Saya mengingat saat saya usia 16 tahun masih ingin bermain dan berpetualang bersama teman-teman. Tanggung jawab utama saya pada usia itu adalah belajar. Dan anak-anak perempuan di usia 16 tahun seharusnya seperti saya, yang tanggung jawab utamanya adalah belajar!

Dinamika dunia yang berputar cepat, Undang-undang perkawinan masih tetap sama bunyinya. Undang-undang yang dirumuskan konteks abad 20 tidak berubah meskipun kita sudah hidup di abad ke-21. Upaya untuk menaikkan angka minimum perkawinan ini masih belum berhasil di tingkatan Mahkamah Konstitusi. Sangat menyedihkan!

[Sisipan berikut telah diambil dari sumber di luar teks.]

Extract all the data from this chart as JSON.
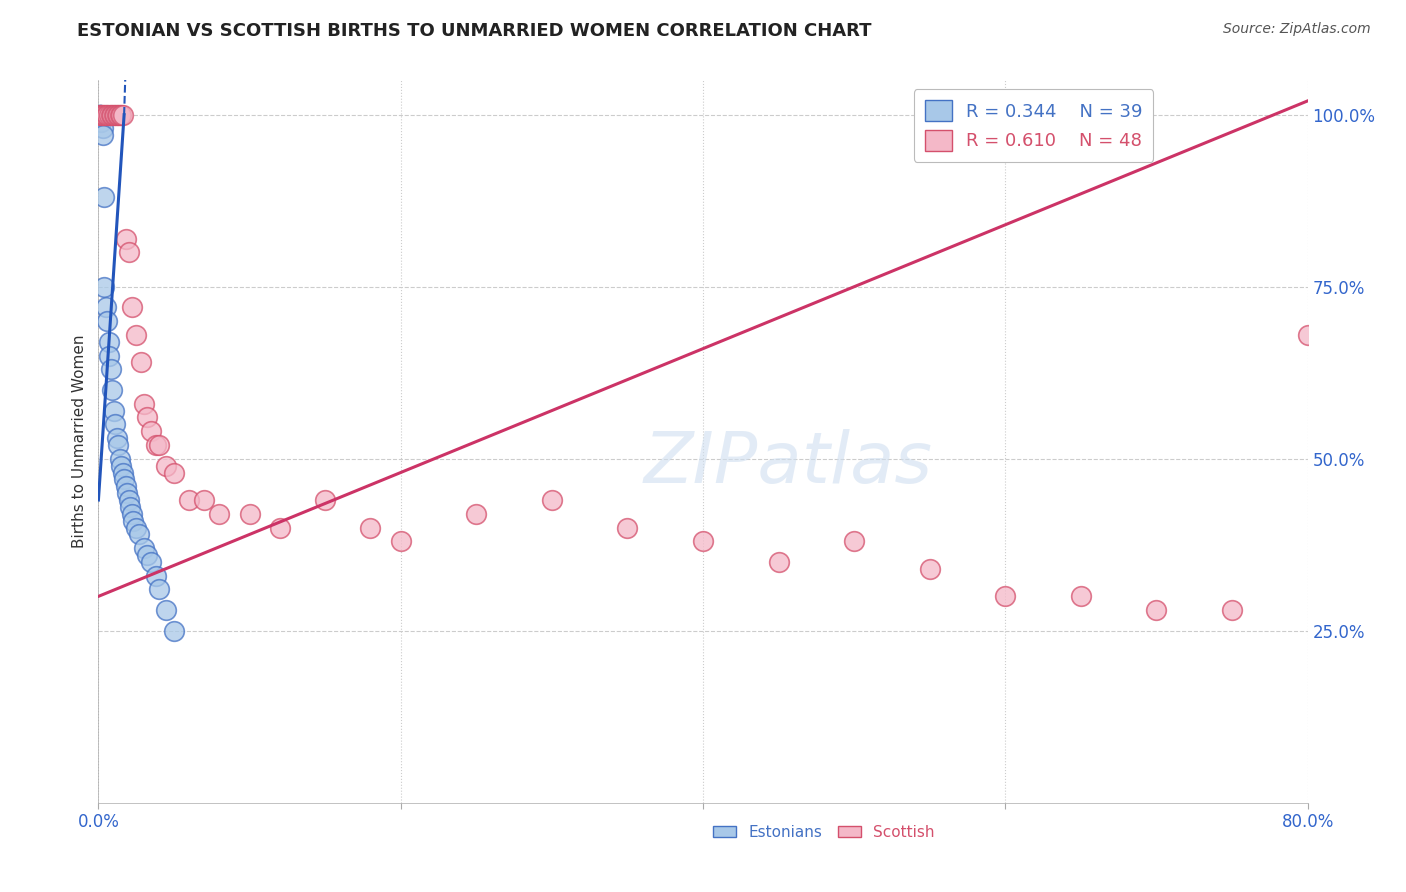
{
  "title": "ESTONIAN VS SCOTTISH BIRTHS TO UNMARRIED WOMEN CORRELATION CHART",
  "source": "Source: ZipAtlas.com",
  "ylabel": "Births to Unmarried Women",
  "xlim": [
    0.0,
    0.8
  ],
  "ylim": [
    0.0,
    1.05
  ],
  "xtick_positions": [
    0.0,
    0.2,
    0.4,
    0.6,
    0.8
  ],
  "xticklabels": [
    "0.0%",
    "",
    "",
    "",
    "80.0%"
  ],
  "ytick_positions": [
    0.25,
    0.5,
    0.75,
    1.0
  ],
  "ytick_labels": [
    "25.0%",
    "50.0%",
    "75.0%",
    "100.0%"
  ],
  "grid_color": "#cccccc",
  "background_color": "#ffffff",
  "estonian_face_color": "#a8c8e8",
  "estonian_edge_color": "#4472c4",
  "scottish_face_color": "#f4b8c8",
  "scottish_edge_color": "#d4506c",
  "estonian_R": 0.344,
  "estonian_N": 39,
  "scottish_R": 0.61,
  "scottish_N": 48,
  "estonian_line_color": "#2255bb",
  "scottish_line_color": "#cc3366",
  "tick_label_color": "#3366cc",
  "title_color": "#222222",
  "source_color": "#555555",
  "ylabel_color": "#333333",
  "watermark_color": "#d0dff0",
  "legend_edge_color": "#bbbbbb",
  "estonian_x": [
    0.0,
    0.001,
    0.001,
    0.001,
    0.002,
    0.002,
    0.003,
    0.003,
    0.004,
    0.004,
    0.005,
    0.006,
    0.007,
    0.007,
    0.008,
    0.009,
    0.01,
    0.011,
    0.012,
    0.013,
    0.014,
    0.015,
    0.016,
    0.017,
    0.018,
    0.019,
    0.02,
    0.021,
    0.022,
    0.023,
    0.025,
    0.027,
    0.03,
    0.032,
    0.035,
    0.038,
    0.04,
    0.045,
    0.05
  ],
  "estonian_y": [
    1.0,
    1.0,
    1.0,
    1.0,
    1.0,
    0.99,
    0.98,
    0.97,
    0.88,
    0.75,
    0.72,
    0.7,
    0.67,
    0.65,
    0.63,
    0.6,
    0.57,
    0.55,
    0.53,
    0.52,
    0.5,
    0.49,
    0.48,
    0.47,
    0.46,
    0.45,
    0.44,
    0.43,
    0.42,
    0.41,
    0.4,
    0.39,
    0.37,
    0.36,
    0.35,
    0.33,
    0.31,
    0.28,
    0.25
  ],
  "scottish_x": [
    0.001,
    0.002,
    0.003,
    0.004,
    0.005,
    0.006,
    0.007,
    0.008,
    0.009,
    0.01,
    0.011,
    0.012,
    0.013,
    0.014,
    0.015,
    0.016,
    0.018,
    0.02,
    0.022,
    0.025,
    0.028,
    0.03,
    0.032,
    0.035,
    0.038,
    0.04,
    0.045,
    0.05,
    0.06,
    0.07,
    0.08,
    0.1,
    0.12,
    0.15,
    0.18,
    0.2,
    0.25,
    0.3,
    0.35,
    0.4,
    0.45,
    0.5,
    0.55,
    0.6,
    0.65,
    0.7,
    0.75,
    0.8
  ],
  "scottish_y": [
    1.0,
    1.0,
    1.0,
    1.0,
    1.0,
    1.0,
    1.0,
    1.0,
    1.0,
    1.0,
    1.0,
    1.0,
    1.0,
    1.0,
    1.0,
    1.0,
    0.82,
    0.8,
    0.72,
    0.68,
    0.64,
    0.58,
    0.56,
    0.54,
    0.52,
    0.52,
    0.49,
    0.48,
    0.44,
    0.44,
    0.42,
    0.42,
    0.4,
    0.44,
    0.4,
    0.38,
    0.42,
    0.44,
    0.4,
    0.38,
    0.35,
    0.38,
    0.34,
    0.3,
    0.3,
    0.28,
    0.28,
    0.68
  ],
  "est_line_x0": 0.0,
  "est_line_y0": 0.44,
  "est_line_x1": 0.017,
  "est_line_y1": 1.0,
  "est_line_xdash0": 0.017,
  "est_line_ydash0": 1.0,
  "est_line_xdash1": 0.022,
  "est_line_ydash1": 1.35,
  "sco_line_x0": 0.0,
  "sco_line_y0": 0.3,
  "sco_line_x1": 0.8,
  "sco_line_y1": 1.02
}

Untuk menerbitkan terang kebebasan dan otonomi bagi perempuan tidak lah seperti bumi yang berputar mengelilingi matahari. Yang pada saatnya dari gelap menuju terang. Terang ini harus diperjuangkan. Kartini yang hidup di akhir abad 19  mampu berpikir maju. Anggota DPR dan MK kita yang hidup di abad 21 tapi masih berpikir ala abad 19.

Keluarga seperti Kartini yang konteksnya abad 19 juga masih ditemui di keluarga-keluarga saat ini. Saya masih sering mendengar: perempuan juga ujung-ujungnya ke dapur jadi tidak perlu sekolah tinggi-tinggi. Kalau sekolah terlalu tinggi nanti sulit dapat jodoh. Sulit dapat jodoh sampai akhirnya perawan tua. Perawan tua itu memalukan dan dicibir oleh masyarakat. Betapa kolotnya orang-orang yang mengasosiasikan sekolah tinggi yang berujung pada hal yang memalukan.

Seseorang bisa mengurungkan niatnya untuk bersekolah karena ujung-ujungnya ke dapur tadi. Seorang perempuan bisa batal bersekolah karena laki-laki yang dijodohkan orang tuanya lebih rendah pendidikannya dari dirinya atau tidak mau menunggu sampai si perempuan menyelesaikan pendidikannya terlebih dahulu. Seorang perempuan bisa memilih untuk berhenti sekolah karena tidak mau dicap perawan tua. Sangat konyol memang, tetapi itu adalah mitos yang masih akrab bagi masyarakat kita. Orang-orang tidak sadar ketika melontarkan mitos-mitos demikian berdampak signifikan pada orang lain.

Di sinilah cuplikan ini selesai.